Monday was a disappointing day in Parliament. The legal mechanism to suspend the pensions triple lock for one year was voted through its second reading, and a proposed cross-party amendment to stop the cut to Universal Credit (UC) was unfortunately not successful in being selected.
Despite many concerns from charities, policy experts and working people, the Government seem determined to enact this regressive cut, and by doing so will pull the rug out from under 22,458 families claiming UC in Tameside.
In Tameside, just under 40% of UC claimants are already in work and are still not making ends meet. The cost of living has skyrocketing, and energy prices are set to rise over the winter months. Removing the £20-a-week uplift at this point in time, when families are facing the brunt of the post-Covid economy, is incredibly cruel and short sighted.

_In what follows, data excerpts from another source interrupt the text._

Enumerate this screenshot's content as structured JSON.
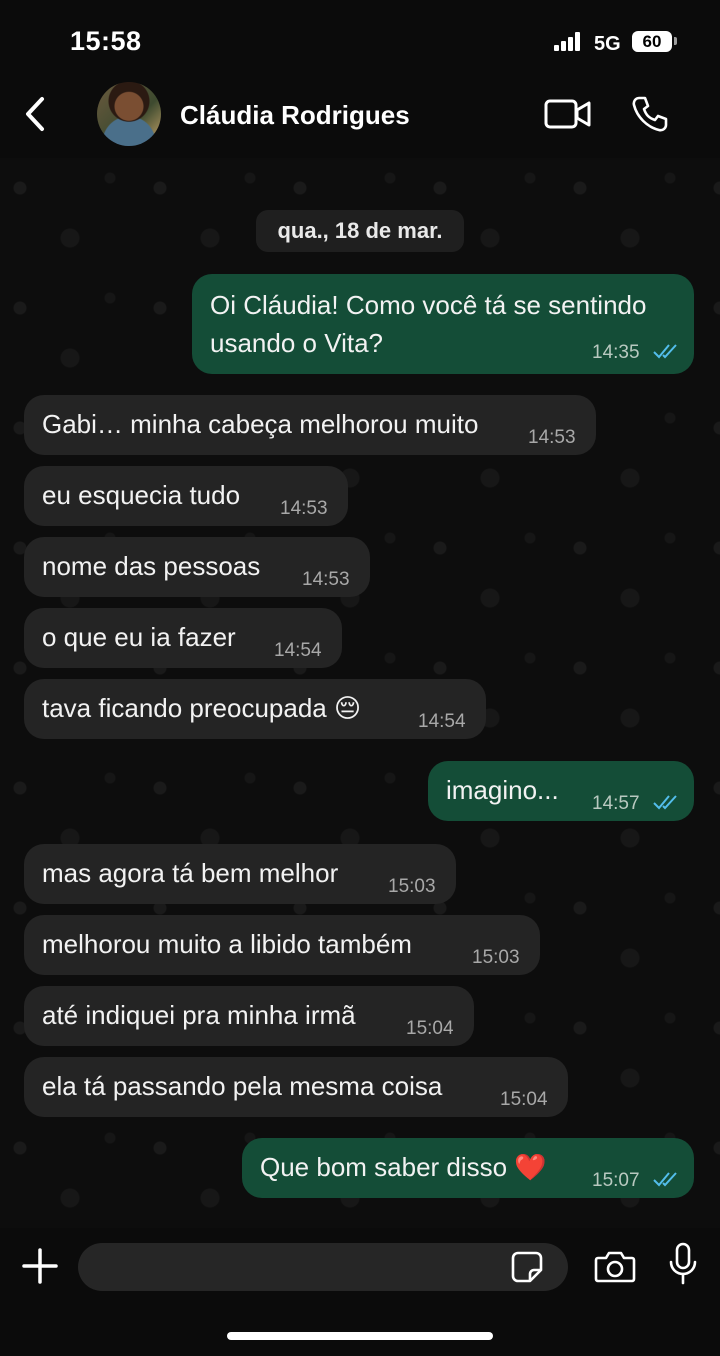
{
  "status": {
    "time": "15:58",
    "network": "5G",
    "battery": "60"
  },
  "header": {
    "contact_name": "Cláudia Rodrigues"
  },
  "chat": {
    "date_separator": "qua., 18 de mar.",
    "messages": [
      {
        "dir": "out",
        "lines": [
          "Oi Cláudia! Como você tá se sentindo",
          "usando o Vita?"
        ],
        "time": "14:35"
      },
      {
        "dir": "in",
        "text": "Gabi… minha cabeça melhorou muito",
        "time": "14:53"
      },
      {
        "dir": "in",
        "text": "eu esquecia tudo",
        "time": "14:53"
      },
      {
        "dir": "in",
        "text": "nome das pessoas",
        "time": "14:53"
      },
      {
        "dir": "in",
        "text": "o que eu ia fazer",
        "time": "14:54"
      },
      {
        "dir": "in",
        "text": "tava ficando preocupada 😔",
        "time": "14:54"
      },
      {
        "dir": "out",
        "text": "imagino...",
        "time": "14:57"
      },
      {
        "dir": "in",
        "text": "mas agora tá bem melhor",
        "time": "15:03"
      },
      {
        "dir": "in",
        "text": "melhorou muito a libido também",
        "time": "15:03"
      },
      {
        "dir": "in",
        "text": "até indiquei pra minha irmã",
        "time": "15:04"
      },
      {
        "dir": "in",
        "text": "ela tá passando pela mesma coisa",
        "time": "15:04"
      },
      {
        "dir": "out",
        "text": "Que bom saber disso ❤️",
        "time": "15:07"
      }
    ]
  },
  "composer": {
    "placeholder": ""
  },
  "colors": {
    "outgoing_bubble": "#144d37",
    "incoming_bubble": "#242424",
    "read_ticks": "#53bdeb"
  }
}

I have received countless emails over the last few weeks from residents who are genuinely terrified about what the future holds. 19,580 children in Tameside are cared for by recipients of Universal Credit. The UC uplift has helped put food on the table for these children, surely that is reason enough to not scrap the cut.
The Government have argued that the uplift was only ever supposed to be temporary, and that they want to focus on increasing wages and getting more people into work. There are two key problems with this argument. First, even if the UC uplift was supposed to be temporary, surely the amount of people benefitting from it is proof that it should be made permanent. After a decade of extreme cuts to welfare, it’s time that we started putting some money back into the system.
Second, as I’ve already argued, UC is – for 40% of people – an in-work benefit. If you earn more, the amount of money you receive decreases. Despite the Government claiming otherwise, people are not seeing enough money in their pockets even with work, which is why they are claiming UC. If the Government was serious about improved pay in work, it would accept Labour’s recommendation and increase the National Minimum Wage to £10 per hour.
The fight over Universal Credit doesn’t end here. Even if the Government does go ahead with this cut, I will continue to do everything I can in Parliament to get a better deal for people across Tameside. After the disruption and hardship that the pandemic has caused , the Government should be doing more to support people, not less.